As an aside, close reading of the famous 'motto' of LT:
Was is der Mensch dass du sein gedenkest - der Erdenwurm, dass du auf ihn achtest?
...seems to bring to light (one would have to dig into the Jewish textbooks of CS's time in order to be sure, my hypothesis is based on some internet research) that she is - wilfully or with unconscious precision - blending no less than four pieces of scripture:
- psalm 8: man as special creature in God's creation;
- psalm 144: the fleeting, shadowy state state of mortal man;
- psalm 22 (for Salomon writes 'Erdenwurm' in stead of the word in psalms 8 an 144: 'Erdensohn' or 'Menschen Sohn'; and in psalm 22 David calls himself a 'worm'): being deserted by God and great suffering;
- and finally Job 25:6 ('the son of man who is a worm!'): the famous story about a wealthy man loosing all he's got, as a test of his faith in God.

These four ancient and profound testimonies of the human condition brought together in one opening sentence - what a stroke of genius right at the start of the narrative...

Back to Pollocks highlighting the religious side of LT - see here:

'However, a further study (by Deborah Schultz and Edward Timms), scheduled for publication in the journal Word & Image, will argue that her [CS's] response to the crisis of the Nazi period remains resolutely secular.
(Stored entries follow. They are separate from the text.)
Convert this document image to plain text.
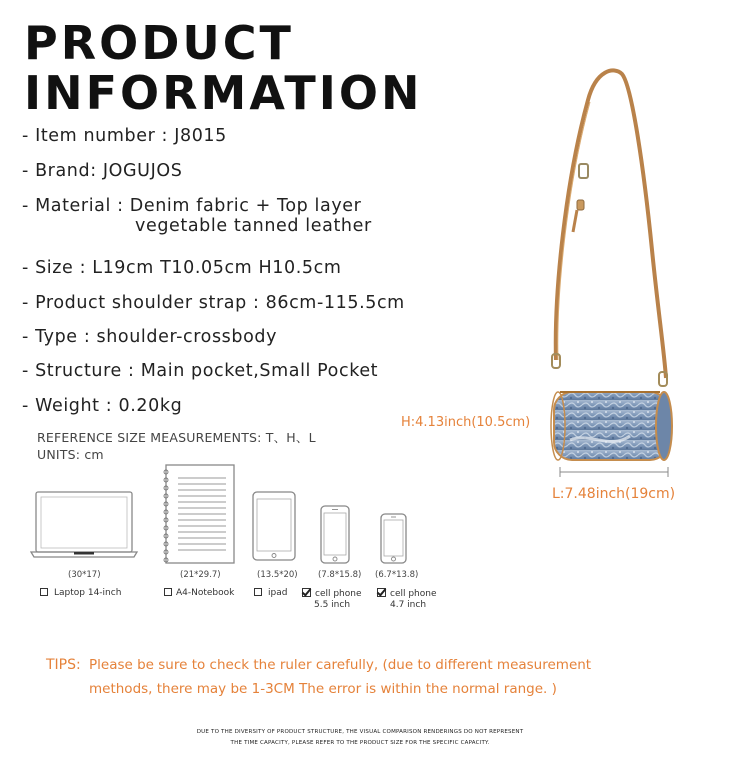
PRODUCT
INFORMATION
- Item number : J8015
- Brand: JOGUJOS
- Material : Denim fabric + Top layer
vegetable tanned leather
- Size : L19cm T10.05cm H10.5cm
- Product shoulder strap : 86cm-115.5cm
- Type : shoulder-crossbody
- Structure : Main pocket,Small Pocket
- Weight : 0.20kg
REFERENCE SIZE MEASUREMENTS: T、H、L
UNITS: cm
(30*17)	(21*29.7)	(13.5*20) (7.8*15.8) (6.7*13.8)
Laptop 14-inch	A4-Notebook	ipad	cell phone
5.5 inch
cell phone
4.7 inch
H:4.13inch(10.5cm)
L:7.48inch(19cm)
TIPS: Please be sure to check the ruler carefully, (due to different measurement methods, there may be 1-3CM The error is within the normal range. )
DUE TO THE DIVERSITY OF PRODUCT STRUCTURE, THE VISUAL COMPARISON RENDERINGS DO NOT REPRESENT
THE TIME CAPACITY, PLEASE REFER TO THE PRODUCT SIZE FOR THE SPECIFIC CAPACITY.
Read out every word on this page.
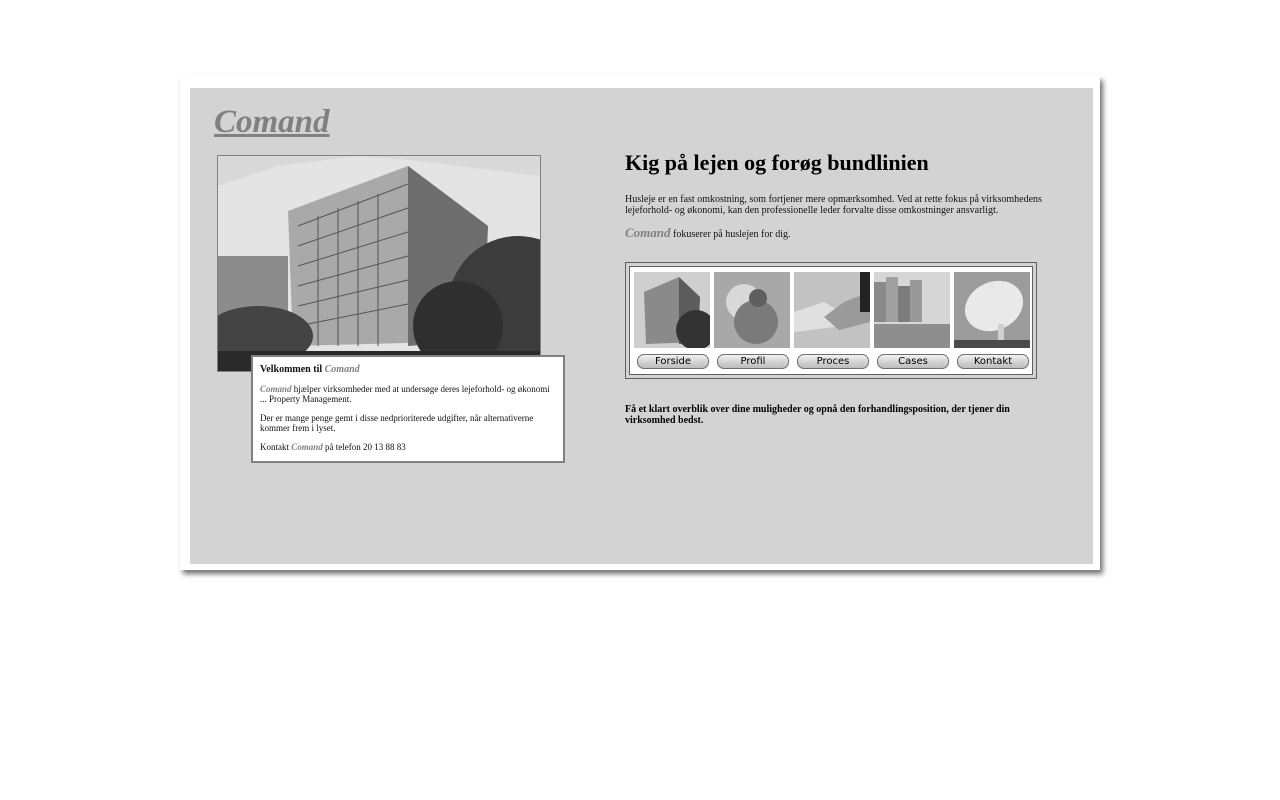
Comand
Velkommen til Comand

Comand hjælper virksomheder med at undersøge deres lejeforhold- og økonomi ... Property Management.

Der er mange penge gemt i disse nedprioriterede udgifter, når alternativerne kommer frem i lyset.

Kontakt Comand på telefon 20 13 88 83

Kig på lejen og forøg bundlinien

Husleje er en fast omkostning, som fortjener mere opmærksomhed. Ved at rette fokus på virksomhedens lejeforhold- og økonomi, kan den professionelle leder forvalte disse omkostninger ansvarligt.

Comand fokuserer på huslejen for dig.

Forside	Profil	Proces	Cases	Kontakt
Få et klart overblik over dine muligheder og opnå den forhandlingsposition, der tjener din virksomhed bedst.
It was the commitment to artistic creativity that sustained her as she faced the threat of arrest and deportation'.

I think I agree. Salomon decisively speaks of man ("Der Mensch sitzt am Meer. Er malt.") right from the beginning of her description of her act of creation reminding of God's spirit hovering over the waters in Genesis.

And thinking about the role of Alfred Wolfsohn alias Amadeus Daberlohn[*] in LT: perhaps one could and should argue that Salomon's singing out of the paintings (perhaps in some respect not unlike aboriginal painters, e.g. the Australian Emily Kame Kngwarreye) as well as her explication:
Der Verfasser bemüht sich (…) vollständig aus sich selbst herauszugehen und die Personen mit eigener Stimme singen oder sprechen zu lassen[**]
...are a clear transposition of Wolfsohns indeed secular (but then again... not unreligous) idea's about man's creativity?

Also see my post:
Over het masker / About the mask (in Dutch...)

Footnotes (added later)

[*] Also see '(Re) Inventing (a) Life: Working through Trauma by regaining artistic Authority in Charlotte's Life? Or Theatre?' by Nathalie Pendergast: 'For Daberlohn, “genesis” takes place in the space between life and death. He repeatedly discusses the importance of having first experienced death in order to fully live and become a creator.'

[**] Substitute 'Der Verfasser' with 'Gott' - and the result is a concise formulation of the concept 'creation by means of emanation'. The original remark can also be interpreted as 'creation out of emptiness'.